FBX is proprietary and pretty hard to support from anything that's not C++, so that's out unfortunately. I'm not sure who had the idea to use JSON (in glTF) for considerably large numeric data, but not even if the JS ecosystem is that a sensible idea. There's a binary extension though and the limited feature set is probably not a terrible idea, in some ways. I'll have to read through the actual specification.
glTF is good in theory, but in practice very hard to write your own loader for. Either you support a small subset of it and it's basically useless as nothing is compatible with it and you still have to re-convert models, or you get stuck in an endless loop implementing the textual format, the binary format, the extensions.... If there's no plan on supporting animations, i recommend the simplest possible format - obj.
Whilst the discussion is devolving into 3D mesh formats, I was pretty fond of this format suggested by a user here a while back. https://github.com/zvxryb/Binary-Static-Mesh Of course, the world needs another binary mesh format like it needs a hole in the head... But it is quite irritating that there is nothing as ubiquitous and simple as OBJ, which isn't a massive pain in the butt to load.
Personally I'm a fan of exacerbating the standards problem by writing another one. At the core of things, there really isn't much you need to support for a simple biped format. Vertices, faces, UV coordinates, material resources, bones and weights, and animation keyframe data is really the bare minimum. You could write a pretty bare-bones binary format to support that, and then just make it open and documented so that people can easily load it as necessary. Why there isn't such a format already available (that I know of) is honestly really surprising to me.
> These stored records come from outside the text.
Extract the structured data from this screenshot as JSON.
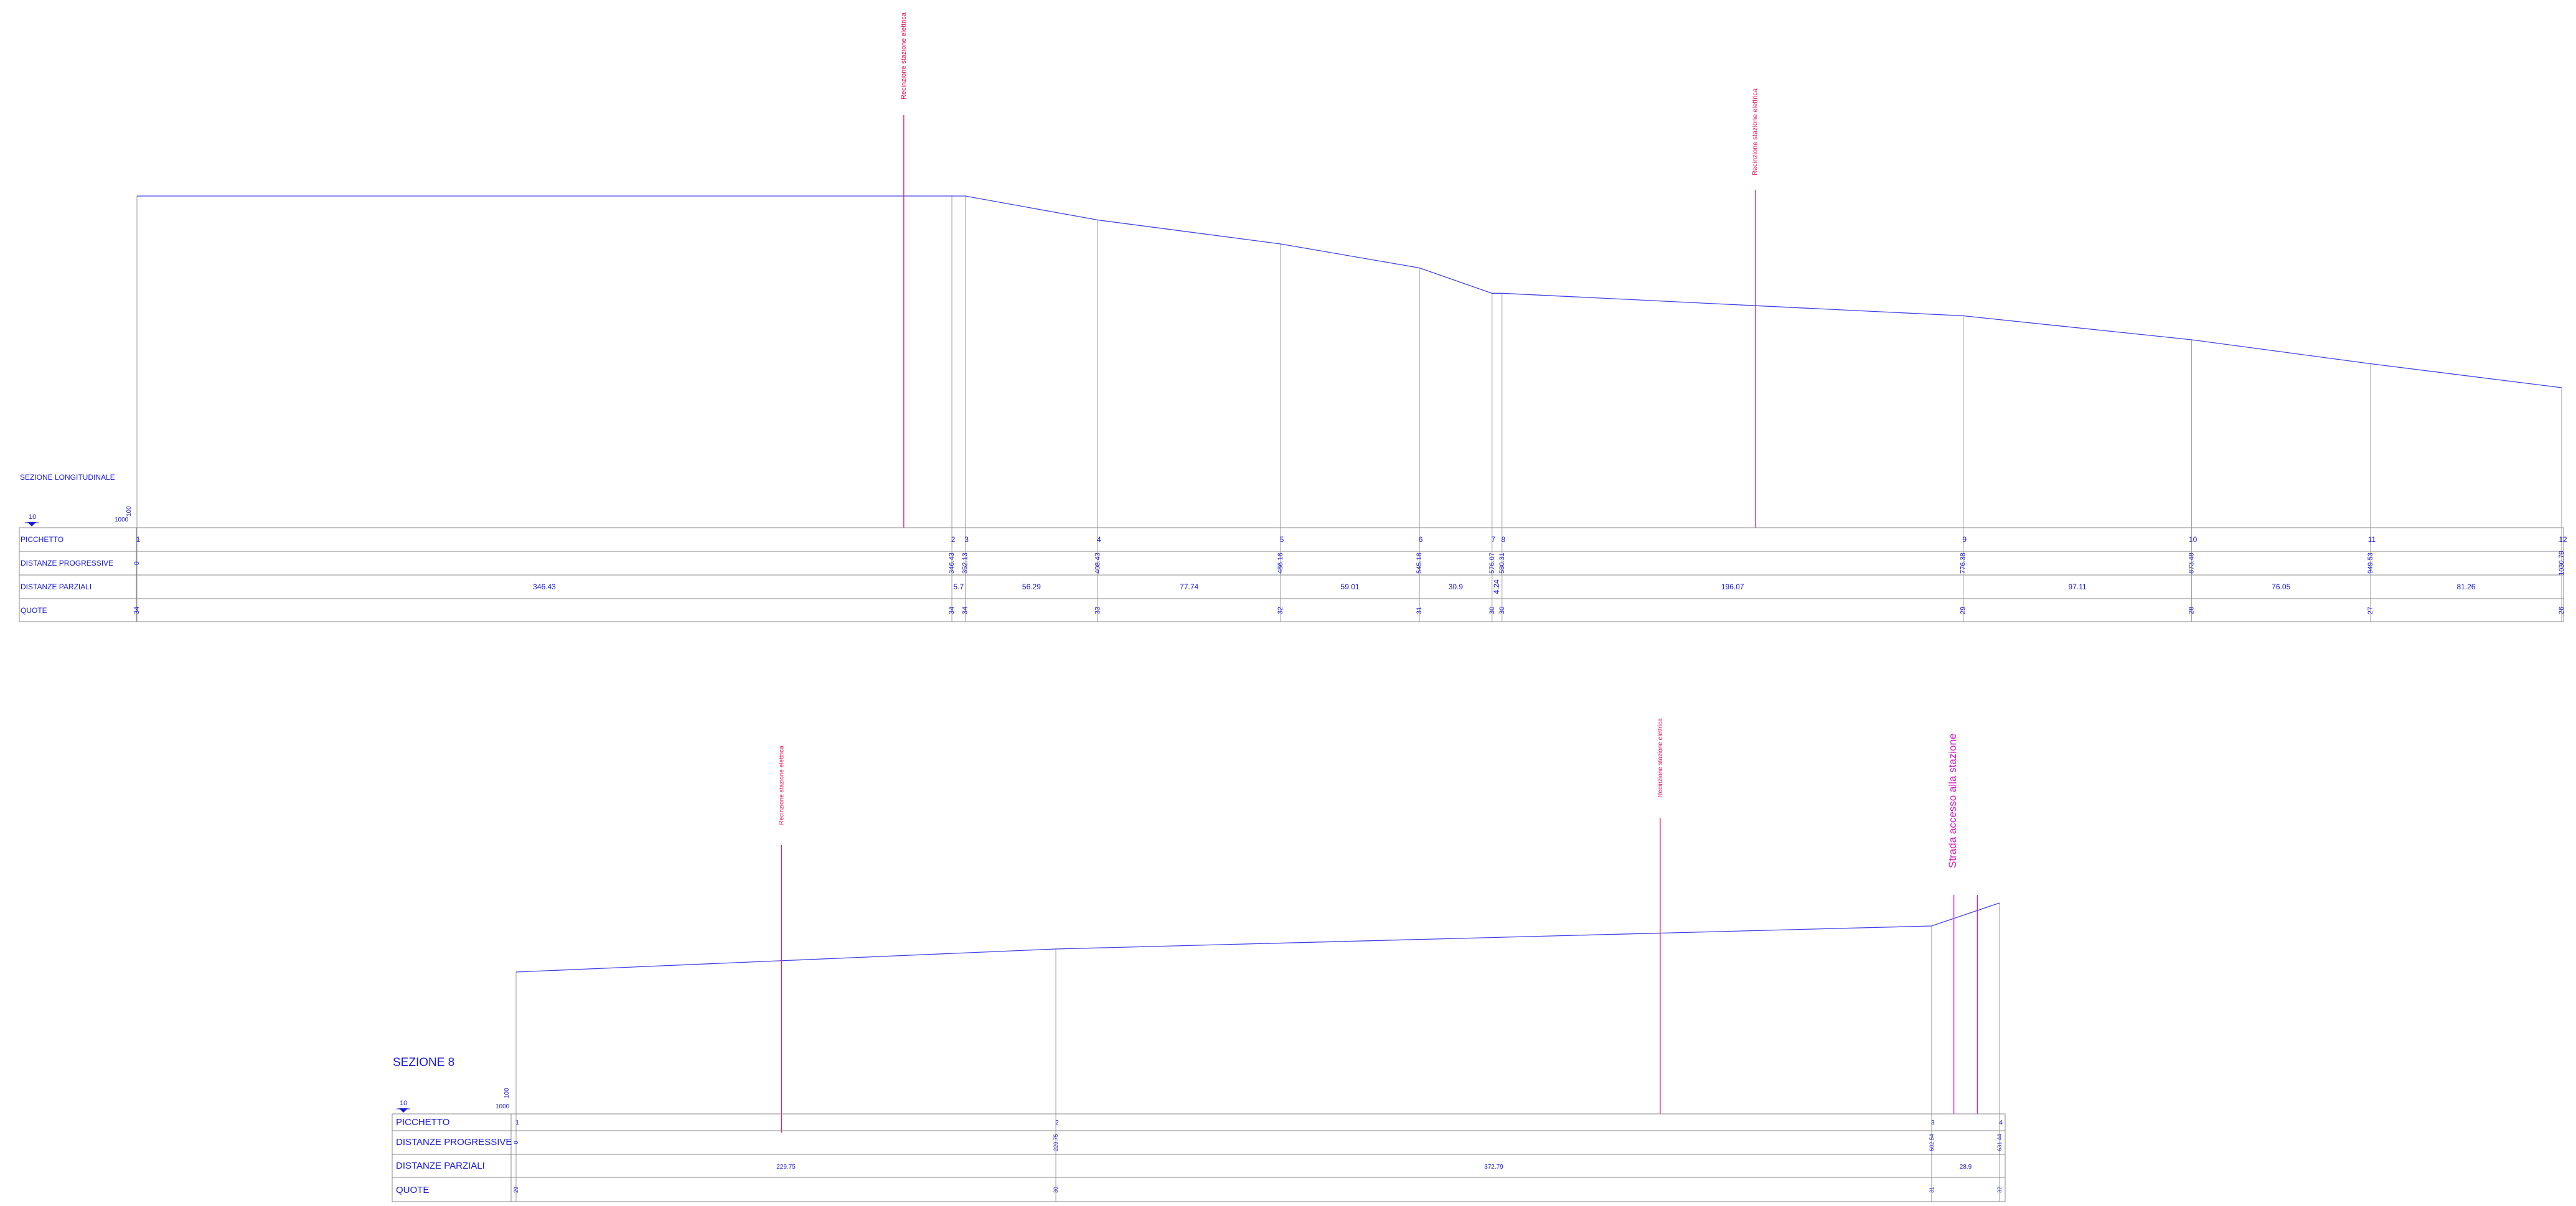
{
  "section1": {
    "title": "SEZIONE LONGITUDINALE",
    "scale_h": "10",
    "scale_v": "100",
    "scale_ref": "1000",
    "row_labels": {
      "picchetto": "PICCHETTO",
      "progressive": "DISTANZE PROGRESSIVE",
      "parziali": "DISTANZE PARZIALI",
      "quote": "QUOTE"
    },
    "stations": [
      {
        "picchetto": "1",
        "progressiva": "0",
        "quota": "34"
      },
      {
        "picchetto": "2",
        "progressiva": "346.43",
        "quota": "34"
      },
      {
        "picchetto": "3",
        "progressiva": "352.13",
        "quota": "34"
      },
      {
        "picchetto": "4",
        "progressiva": "408.43",
        "quota": "33"
      },
      {
        "picchetto": "5",
        "progressiva": "486.16",
        "quota": "32"
      },
      {
        "picchetto": "6",
        "progressiva": "545.18",
        "quota": "31"
      },
      {
        "picchetto": "7",
        "progressiva": "576.07",
        "quota": "30"
      },
      {
        "picchetto": "8",
        "progressiva": "580.31",
        "quota": "30"
      },
      {
        "picchetto": "9",
        "progressiva": "776.38",
        "quota": "29"
      },
      {
        "picchetto": "10",
        "progressiva": "873.48",
        "quota": "28"
      },
      {
        "picchetto": "11",
        "progressiva": "949.53",
        "quota": "27"
      },
      {
        "picchetto": "12",
        "progressiva": "1030.79",
        "quota": "26"
      }
    ],
    "partials": [
      "346.43",
      "5.7",
      "56.29",
      "77.74",
      "59.01",
      "30.9",
      "4.24",
      "196.07",
      "97.11",
      "76.05",
      "81.26"
    ],
    "annotations": [
      {
        "label": "Recinzione stazione elettrica",
        "chainage": 326
      },
      {
        "label": "Recinzione stazione elettrica",
        "chainage": 688
      }
    ]
  },
  "section2": {
    "title": "SEZIONE 8",
    "scale_h": "10",
    "scale_v": "100",
    "scale_ref": "1000",
    "row_labels": {
      "picchetto": "PICCHETTO",
      "progressive": "DISTANZE PROGRESSIVE",
      "parziali": "DISTANZE PARZIALI",
      "quote": "QUOTE"
    },
    "stations": [
      {
        "picchetto": "1",
        "progressiva": "0",
        "quota": "29"
      },
      {
        "picchetto": "2",
        "progressiva": "229.75",
        "quota": "30"
      },
      {
        "picchetto": "3",
        "progressiva": "602.54",
        "quota": "31"
      },
      {
        "picchetto": "4",
        "progressiva": "631.44",
        "quota": "32"
      }
    ],
    "partials": [
      "229.75",
      "372.79",
      "28.9"
    ],
    "annotations": [
      {
        "label": "Recinzione stazione elettrica",
        "chainage": 113
      },
      {
        "label": "Recinzione stazione elettrica",
        "chainage": 487
      }
    ],
    "road_label": "Strada accesso alla stazione"
  },
  "colors": {
    "profile": "#4040e8",
    "grid": "#9a9a9a",
    "text": "#1a1ad6",
    "annotation": "#e8185a",
    "road": "#d21cc8"
  }
}
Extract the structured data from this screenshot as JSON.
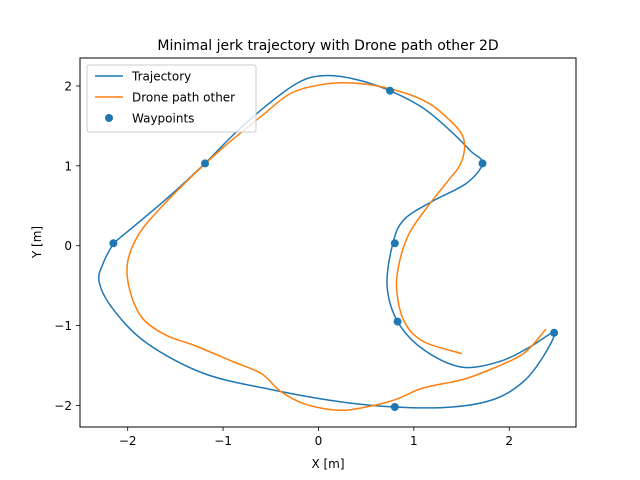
{
  "chart_data": {
    "type": "line",
    "title": "Minimal jerk trajectory with Drone path other 2D",
    "xlabel": "X [m]",
    "ylabel": "Y [m]",
    "xlim": [
      -2.5,
      2.7
    ],
    "ylim": [
      -2.27,
      2.35
    ],
    "xticks": [
      -2,
      -1,
      0,
      1,
      2
    ],
    "yticks": [
      -2,
      -1,
      0,
      1,
      2
    ],
    "grid": false,
    "legend_position": "upper-left",
    "colors": {
      "trajectory": "#1f77b4",
      "drone": "#ff7f0e",
      "waypoints": "#1f77b4"
    },
    "series": [
      {
        "name": "Trajectory",
        "kind": "line",
        "color": "#1f77b4",
        "points": [
          [
            -2.15,
            0.03
          ],
          [
            -1.6,
            0.58
          ],
          [
            -1.19,
            1.03
          ],
          [
            -0.9,
            1.38
          ],
          [
            -0.55,
            1.75
          ],
          [
            -0.2,
            2.05
          ],
          [
            0.07,
            2.13
          ],
          [
            0.4,
            2.08
          ],
          [
            0.75,
            1.94
          ],
          [
            1.1,
            1.72
          ],
          [
            1.4,
            1.42
          ],
          [
            1.6,
            1.18
          ],
          [
            1.72,
            1.03
          ],
          [
            1.55,
            0.78
          ],
          [
            1.2,
            0.56
          ],
          [
            0.9,
            0.33
          ],
          [
            0.78,
            0.03
          ],
          [
            0.72,
            -0.5
          ],
          [
            0.83,
            -0.95
          ],
          [
            1.1,
            -1.3
          ],
          [
            1.5,
            -1.52
          ],
          [
            1.9,
            -1.45
          ],
          [
            2.2,
            -1.28
          ],
          [
            2.47,
            -1.09
          ],
          [
            2.35,
            -1.4
          ],
          [
            2.15,
            -1.7
          ],
          [
            1.85,
            -1.92
          ],
          [
            1.4,
            -2.02
          ],
          [
            0.8,
            -2.02
          ],
          [
            0.2,
            -1.95
          ],
          [
            -0.5,
            -1.8
          ],
          [
            -1.2,
            -1.6
          ],
          [
            -1.8,
            -1.22
          ],
          [
            -2.15,
            -0.8
          ],
          [
            -2.3,
            -0.45
          ],
          [
            -2.25,
            -0.2
          ],
          [
            -2.15,
            0.03
          ]
        ]
      },
      {
        "name": "Drone path other",
        "kind": "line",
        "color": "#ff7f0e",
        "points": [
          [
            1.5,
            -1.35
          ],
          [
            1.1,
            -1.2
          ],
          [
            0.9,
            -0.95
          ],
          [
            0.82,
            -0.55
          ],
          [
            0.85,
            -0.2
          ],
          [
            0.95,
            0.15
          ],
          [
            1.15,
            0.5
          ],
          [
            1.35,
            0.8
          ],
          [
            1.5,
            1.05
          ],
          [
            1.52,
            1.35
          ],
          [
            1.35,
            1.6
          ],
          [
            1.1,
            1.82
          ],
          [
            0.7,
            1.98
          ],
          [
            0.3,
            2.04
          ],
          [
            0.0,
            2.01
          ],
          [
            -0.3,
            1.9
          ],
          [
            -0.6,
            1.62
          ],
          [
            -0.95,
            1.28
          ],
          [
            -1.3,
            0.9
          ],
          [
            -1.65,
            0.48
          ],
          [
            -1.88,
            0.15
          ],
          [
            -2.0,
            -0.2
          ],
          [
            -1.98,
            -0.55
          ],
          [
            -1.85,
            -0.9
          ],
          [
            -1.6,
            -1.12
          ],
          [
            -1.3,
            -1.25
          ],
          [
            -0.9,
            -1.45
          ],
          [
            -0.6,
            -1.6
          ],
          [
            -0.4,
            -1.82
          ],
          [
            -0.15,
            -1.98
          ],
          [
            0.2,
            -2.06
          ],
          [
            0.5,
            -2.02
          ],
          [
            0.8,
            -1.93
          ],
          [
            1.1,
            -1.78
          ],
          [
            1.5,
            -1.68
          ],
          [
            1.8,
            -1.55
          ],
          [
            2.15,
            -1.35
          ],
          [
            2.38,
            -1.05
          ]
        ]
      },
      {
        "name": "Waypoints",
        "kind": "scatter",
        "color": "#1f77b4",
        "points": [
          [
            -2.15,
            0.03
          ],
          [
            -1.19,
            1.03
          ],
          [
            0.75,
            1.94
          ],
          [
            1.72,
            1.03
          ],
          [
            0.8,
            0.03
          ],
          [
            0.83,
            -0.95
          ],
          [
            2.47,
            -1.09
          ],
          [
            0.8,
            -2.02
          ]
        ]
      }
    ]
  }
}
I think one reason is that complex-ish asset interchange was just never relevant until now. In a (more directly designed ) game, the overall art style is key to what avatars look like. Fully custom avatars with a low barrier for entry/that aren't made specifically would look "off". Something big and centralised like Second Life has (comparatively) really freeform avatars, but benefits more from being closed-off than allowing good compatibility in that regard. With GMod for example it actually makes sense to have something like this, though, since the game has a bunch of slightly different styles mixed into each other anyway and users control instances. VR Chat appears to be similarly random, though it has a much more cartoonish style by default it seems. Many assets would look more OOP than usual when converted between them. Of course both of these started pretty obviously as programmer art to a large extent, and largely went with "whatever the engine uses" for their file formats. (Major props to Garry for making the custom addon system here. VR Chat uses Unity packages and a commercial animation system, which is downright awful from a low-level modder's perspective.) I'm actually pretty curious what S&box will do about this. From what I've read so far (which is likely outdated), it'll most likely outright let users use executable code for this purpose, at least serverside.